Chairperson of the civil society network on climate change in Malawi Melton Luhanga thanked Pacja for mobilizing and financing participation of delegates at the workshop which is aimed at bridging the gap between local experiences and policy.

Outlining the objectives, Luhanga said the workshop will enhance participants understanding of the links between policy and advocacy and community level activities; share experiences and lessons and identify opportunities from adaptation, sustainable energy and community forestry in relation to policy and planning in the region.

“This is the reason we have brought climate change and environmental practitioners from nine countries of East and Southern Africa to share knowledge, experiences and ideas.

Climate change focal person and Dan Church Aid representative Agnes  Nyirenda said since the failure of the United Nations Framework Convention on Climate Change (UNFCCC) climate change talks to reach an ambitious global climate agreement at COP15  in Copenhagen, in Denmark southern civil society organisations and networks have continued to mobilise and increase their efforts to generate greater stronger attention and influence climate negotiations and policies at the internal level and increasingly also at national level.

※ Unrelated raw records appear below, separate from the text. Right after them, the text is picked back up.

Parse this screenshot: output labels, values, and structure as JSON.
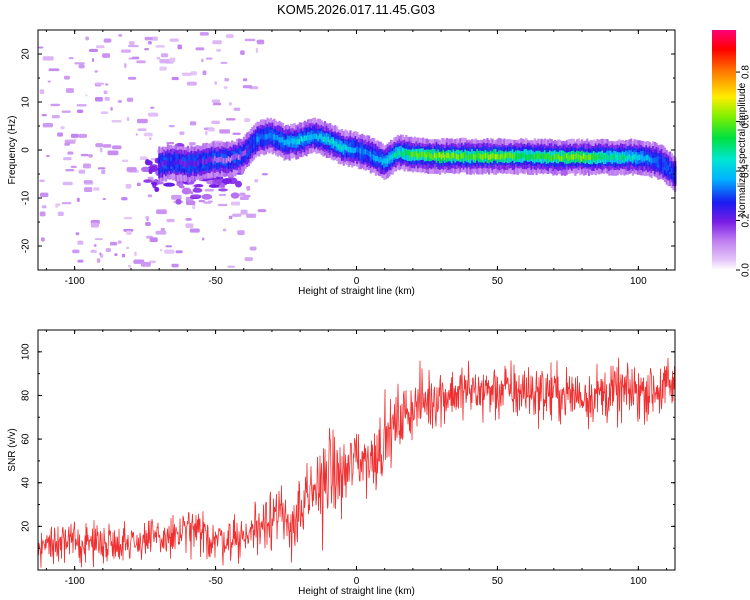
{
  "title": "KOM5.2026.017.11.45.G03",
  "chart_data": [
    {
      "type": "heatmap",
      "name": "spectrogram",
      "xlabel": "Height of straight line (km)",
      "ylabel": "Frequency (Hz)",
      "xlim": [
        -113,
        113
      ],
      "ylim": [
        -25,
        25
      ],
      "xticks": [
        -100,
        -50,
        0,
        50,
        100
      ],
      "yticks": [
        -20,
        -10,
        0,
        10,
        20
      ],
      "colorbar": {
        "label": "Normalized spectral amplitude",
        "range": [
          0.0,
          0.97
        ],
        "ticks": [
          0.0,
          0.2,
          0.4,
          0.6,
          0.8
        ]
      },
      "ridge": {
        "x": [
          -70,
          -65,
          -60,
          -55,
          -50,
          -45,
          -40,
          -35,
          -30,
          -25,
          -20,
          -15,
          -10,
          -5,
          0,
          5,
          10,
          15,
          20,
          30,
          40,
          50,
          60,
          70,
          80,
          90,
          95,
          100,
          105,
          108,
          111,
          113
        ],
        "y": [
          -3,
          -2.5,
          -3,
          -2.5,
          -2,
          -2,
          -1,
          2.5,
          3,
          1.5,
          2,
          3,
          2,
          0.5,
          0,
          -1,
          -2.5,
          -0.5,
          -1,
          -1.3,
          -1.3,
          -1.3,
          -1.3,
          -1.5,
          -1.5,
          -1.5,
          -1.5,
          -1.5,
          -2,
          -2.5,
          -4,
          -5
        ],
        "amplitude": [
          0.2,
          0.25,
          0.2,
          0.22,
          0.15,
          0.12,
          0.15,
          0.35,
          0.35,
          0.4,
          0.45,
          0.4,
          0.45,
          0.45,
          0.35,
          0.35,
          0.4,
          0.5,
          0.6,
          0.65,
          0.6,
          0.65,
          0.55,
          0.6,
          0.65,
          0.5,
          0.5,
          0.45,
          0.35,
          0.3,
          0.3,
          0.3
        ]
      }
    },
    {
      "type": "line",
      "name": "snr",
      "xlabel": "Height of straight line (km)",
      "ylabel": "SNR (v/v)",
      "xlim": [
        -113,
        113
      ],
      "ylim": [
        0,
        110
      ],
      "xticks": [
        -100,
        -50,
        0,
        50,
        100
      ],
      "yticks": [
        20,
        40,
        60,
        80,
        100
      ],
      "color": "#f03030",
      "trend": {
        "x": [
          -113,
          -80,
          -65,
          -60,
          -50,
          -40,
          -35,
          -30,
          -25,
          -20,
          -15,
          -10,
          -5,
          0,
          5,
          10,
          15,
          20,
          25,
          30,
          40,
          60,
          80,
          100,
          113
        ],
        "mean": [
          12,
          13,
          15,
          18,
          14,
          15,
          20,
          28,
          20,
          25,
          35,
          45,
          42,
          52,
          50,
          60,
          68,
          75,
          78,
          80,
          82,
          82,
          80,
          82,
          84
        ],
        "spread": [
          8,
          8,
          9,
          10,
          9,
          9,
          12,
          15,
          12,
          15,
          18,
          20,
          15,
          15,
          14,
          14,
          13,
          13,
          12,
          12,
          12,
          12,
          12,
          12,
          12
        ]
      }
    }
  ]
}
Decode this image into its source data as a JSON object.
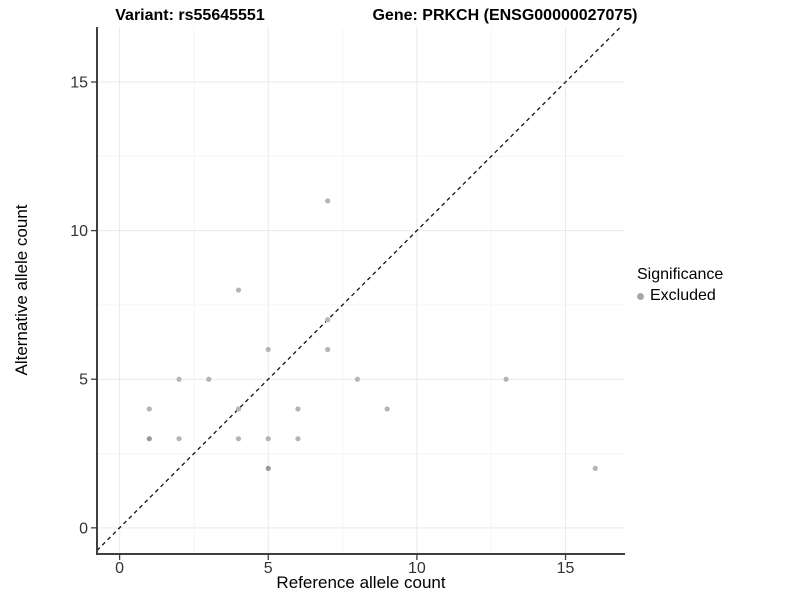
{
  "figure": {
    "title_left": "Variant: rs55645551",
    "title_right": "Gene: PRKCH (ENSG00000027075)"
  },
  "chart_data": {
    "type": "scatter",
    "title": "Variant: rs55645551 — Gene: PRKCH (ENSG00000027075)",
    "xlabel": "Reference allele count",
    "ylabel": "Alternative allele count",
    "xlim": [
      -0.76,
      17.0
    ],
    "ylim": [
      -0.88,
      16.85
    ],
    "x_major_ticks": [
      0,
      5,
      10,
      15
    ],
    "x_tick_labels": [
      "0",
      "5",
      "10",
      "15"
    ],
    "y_major_ticks": [
      0,
      5,
      10,
      15
    ],
    "y_tick_labels": [
      "0",
      "5",
      "10",
      "15"
    ],
    "x_minor_gridlines": [
      2.5,
      7.5,
      12.5
    ],
    "y_minor_gridlines": [
      2.5,
      7.5,
      12.5
    ],
    "grid": true,
    "identity_line": {
      "slope": 1,
      "intercept": 0,
      "style": "dashed",
      "color": "#111111"
    },
    "series": [
      {
        "name": "Excluded",
        "points": [
          {
            "x": 1,
            "y": 3,
            "n": 2
          },
          {
            "x": 1,
            "y": 4,
            "n": 1
          },
          {
            "x": 2,
            "y": 3,
            "n": 1
          },
          {
            "x": 2,
            "y": 5,
            "n": 1
          },
          {
            "x": 3,
            "y": 5,
            "n": 1
          },
          {
            "x": 4,
            "y": 3,
            "n": 1
          },
          {
            "x": 4,
            "y": 4,
            "n": 1
          },
          {
            "x": 4,
            "y": 8,
            "n": 1
          },
          {
            "x": 5,
            "y": 2,
            "n": 2
          },
          {
            "x": 5,
            "y": 3,
            "n": 1
          },
          {
            "x": 5,
            "y": 6,
            "n": 1
          },
          {
            "x": 6,
            "y": 3,
            "n": 1
          },
          {
            "x": 6,
            "y": 4,
            "n": 1
          },
          {
            "x": 7,
            "y": 6,
            "n": 1
          },
          {
            "x": 7,
            "y": 7,
            "n": 1
          },
          {
            "x": 7,
            "y": 11,
            "n": 1
          },
          {
            "x": 8,
            "y": 5,
            "n": 1
          },
          {
            "x": 9,
            "y": 4,
            "n": 1
          },
          {
            "x": 13,
            "y": 5,
            "n": 1
          },
          {
            "x": 16,
            "y": 2,
            "n": 1
          }
        ]
      }
    ],
    "legend": {
      "title": "Significance",
      "position": "right",
      "items": [
        {
          "label": "Excluded",
          "color": "#a8a8a8"
        }
      ]
    },
    "style": {
      "point_color": "#b5b5b5",
      "point_color_overplotted": "#989898",
      "grid_major_color": "#e9e9e9",
      "grid_minor_color": "#f5f5f5",
      "axis_line_color": "#3f3f3f",
      "tick_label_color": "#333333",
      "background": "#ffffff"
    }
  }
}
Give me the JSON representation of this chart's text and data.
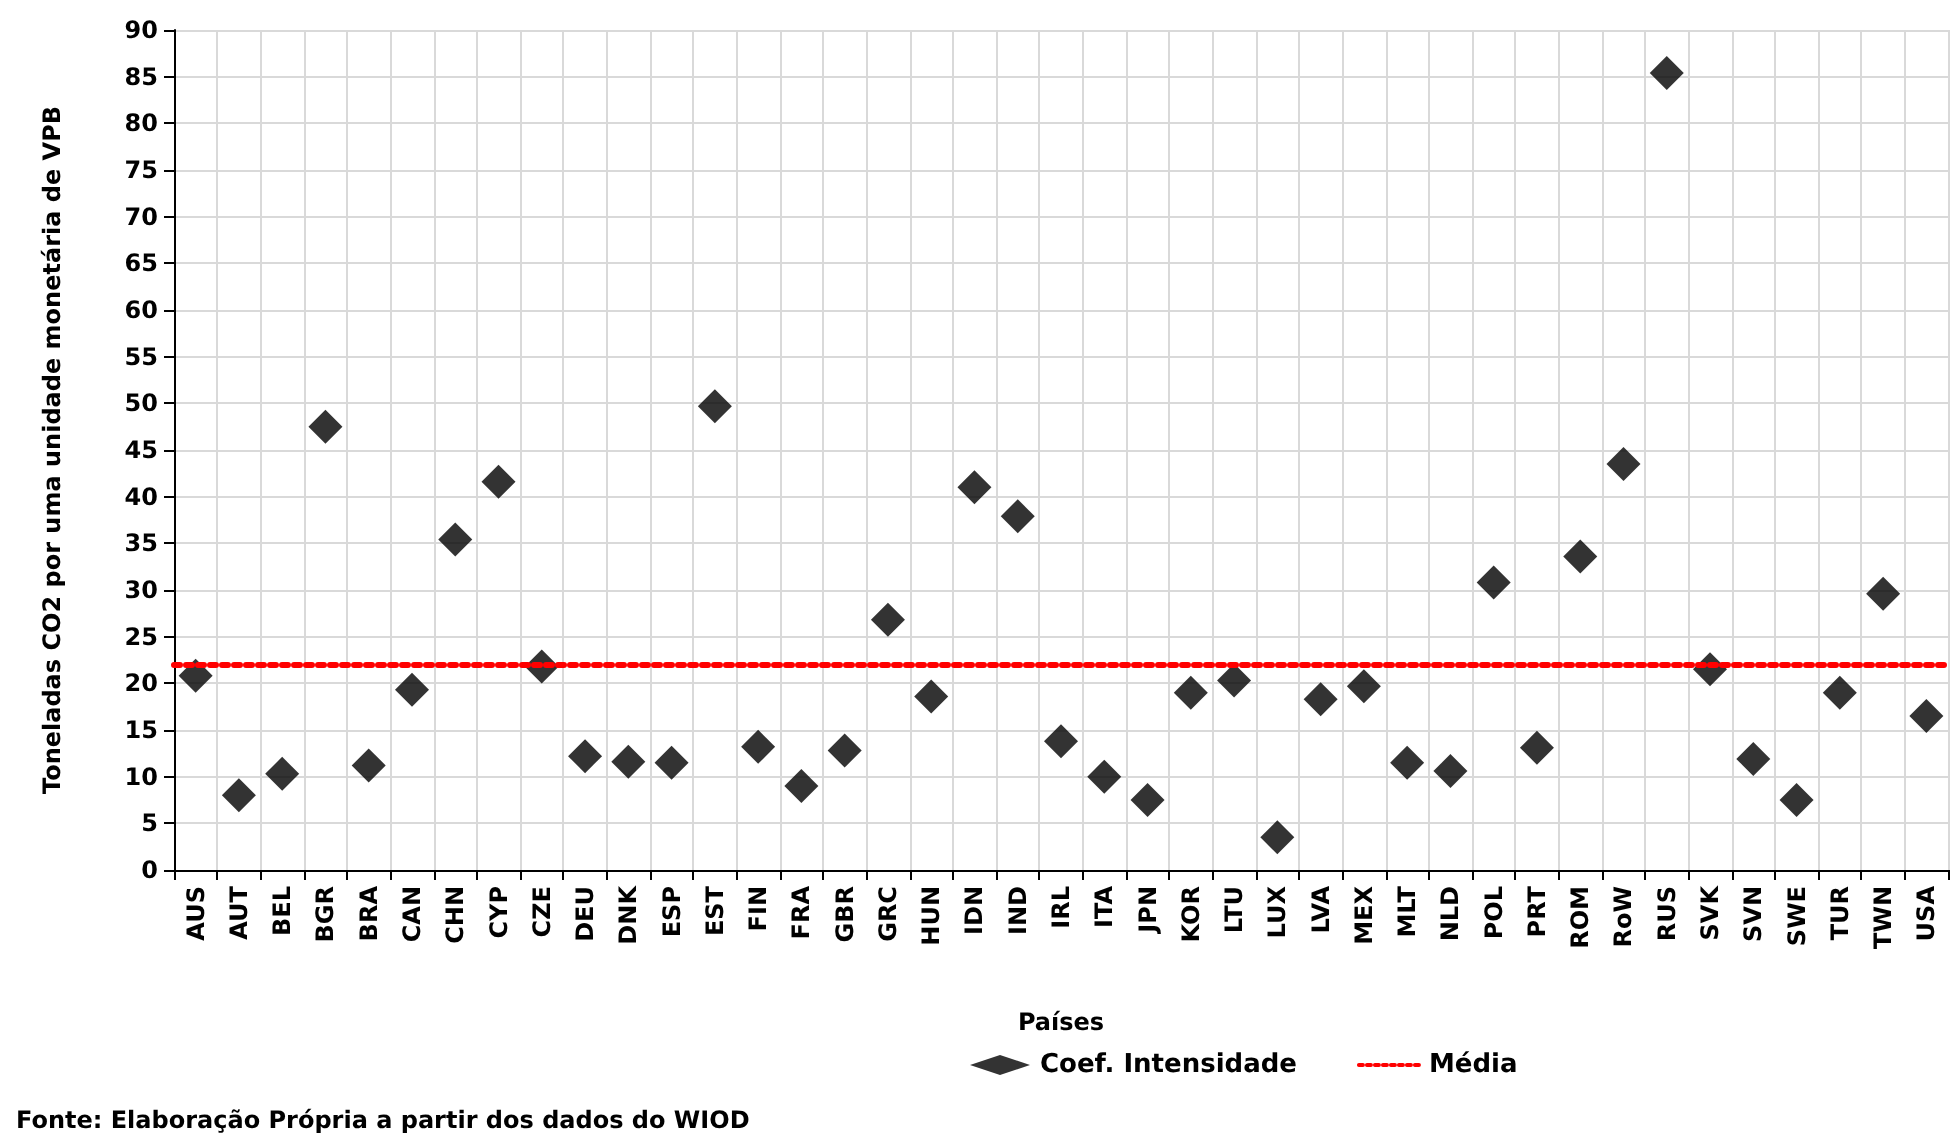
{
  "chart_data": {
    "type": "scatter",
    "xlabel": "Países",
    "ylabel": "Toneladas CO2 por uma unidade monetária de VPB",
    "categories": [
      "AUS",
      "AUT",
      "BEL",
      "BGR",
      "BRA",
      "CAN",
      "CHN",
      "CYP",
      "CZE",
      "DEU",
      "DNK",
      "ESP",
      "EST",
      "FIN",
      "FRA",
      "GBR",
      "GRC",
      "HUN",
      "IDN",
      "IND",
      "IRL",
      "ITA",
      "JPN",
      "KOR",
      "LTU",
      "LUX",
      "LVA",
      "MEX",
      "MLT",
      "NLD",
      "POL",
      "PRT",
      "ROM",
      "RoW",
      "RUS",
      "SVK",
      "SVN",
      "SWE",
      "TUR",
      "TWN",
      "USA"
    ],
    "series": [
      {
        "name": "Coef. Intensidade",
        "color": "#000000",
        "values": [
          20.8,
          8,
          10.3,
          47.5,
          11.2,
          19.3,
          35.4,
          41.6,
          21.8,
          12.2,
          11.6,
          11.5,
          49.7,
          13.2,
          9,
          12.8,
          26.8,
          18.6,
          41,
          37.9,
          13.8,
          10,
          7.5,
          19,
          20.3,
          3.5,
          18.3,
          19.7,
          11.5,
          10.6,
          30.8,
          13.1,
          33.6,
          43.5,
          85.4,
          21.5,
          11.9,
          7.5,
          19,
          29.6,
          16.5
        ]
      }
    ],
    "ref_lines": [
      {
        "axis": "y",
        "value": 22,
        "label": "Média",
        "color": "#ff0000",
        "line_style": "dotted"
      }
    ],
    "ylim": [
      0,
      90
    ],
    "yticks": [
      0,
      5,
      10,
      15,
      20,
      25,
      30,
      35,
      40,
      45,
      50,
      55,
      60,
      65,
      70,
      75,
      80,
      85,
      90
    ],
    "grid": true,
    "legend": "bottom",
    "marker": "diamond",
    "annotations": [
      "Fonte: Elaboração Própria a partir dos dados do WIOD"
    ]
  }
}
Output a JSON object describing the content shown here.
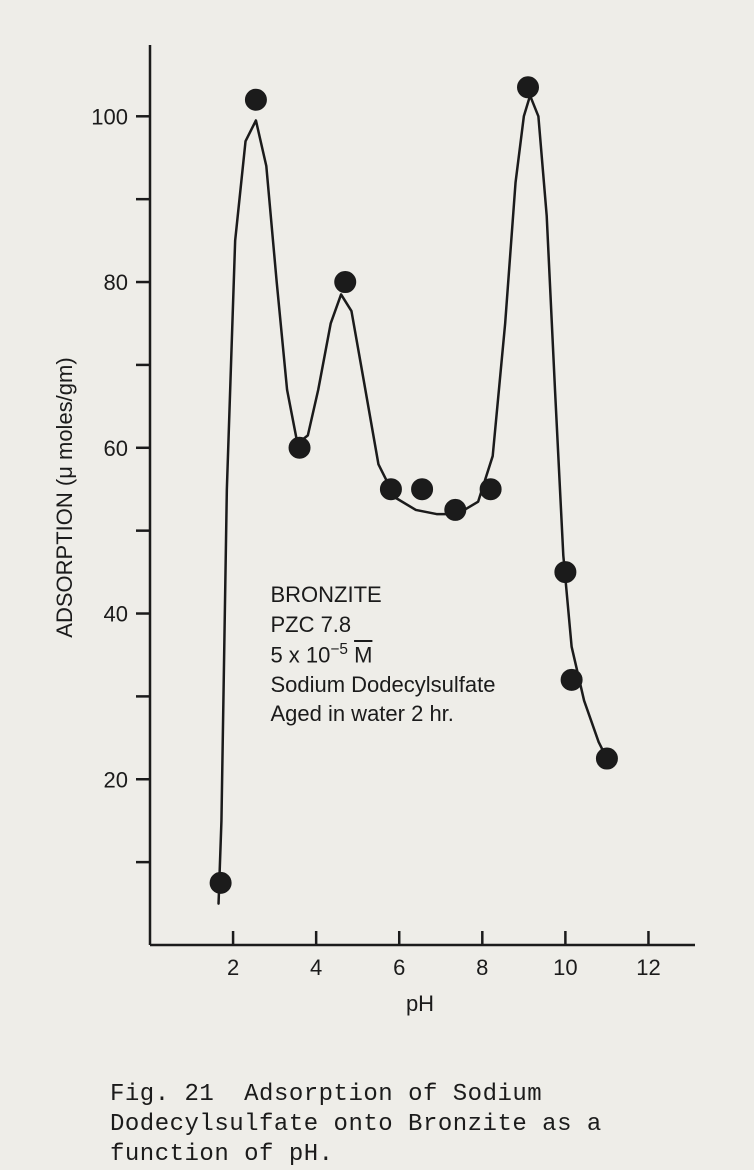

She said a consortium of five Danish and two international non-governmental organisations established after the COP15 are supporting the Southern Voices on Climate Change Programme, coordinated by CARE Denmark.

She said the regional workshop will be a success and will contribute to the agenda of southern voices which is promoting environmental integrity and sustainable development that benefits poor and vulnerable people.

“We believe that in working together in solidarity there is power and we can positively change the world and our communities,” concluded Nyirenda.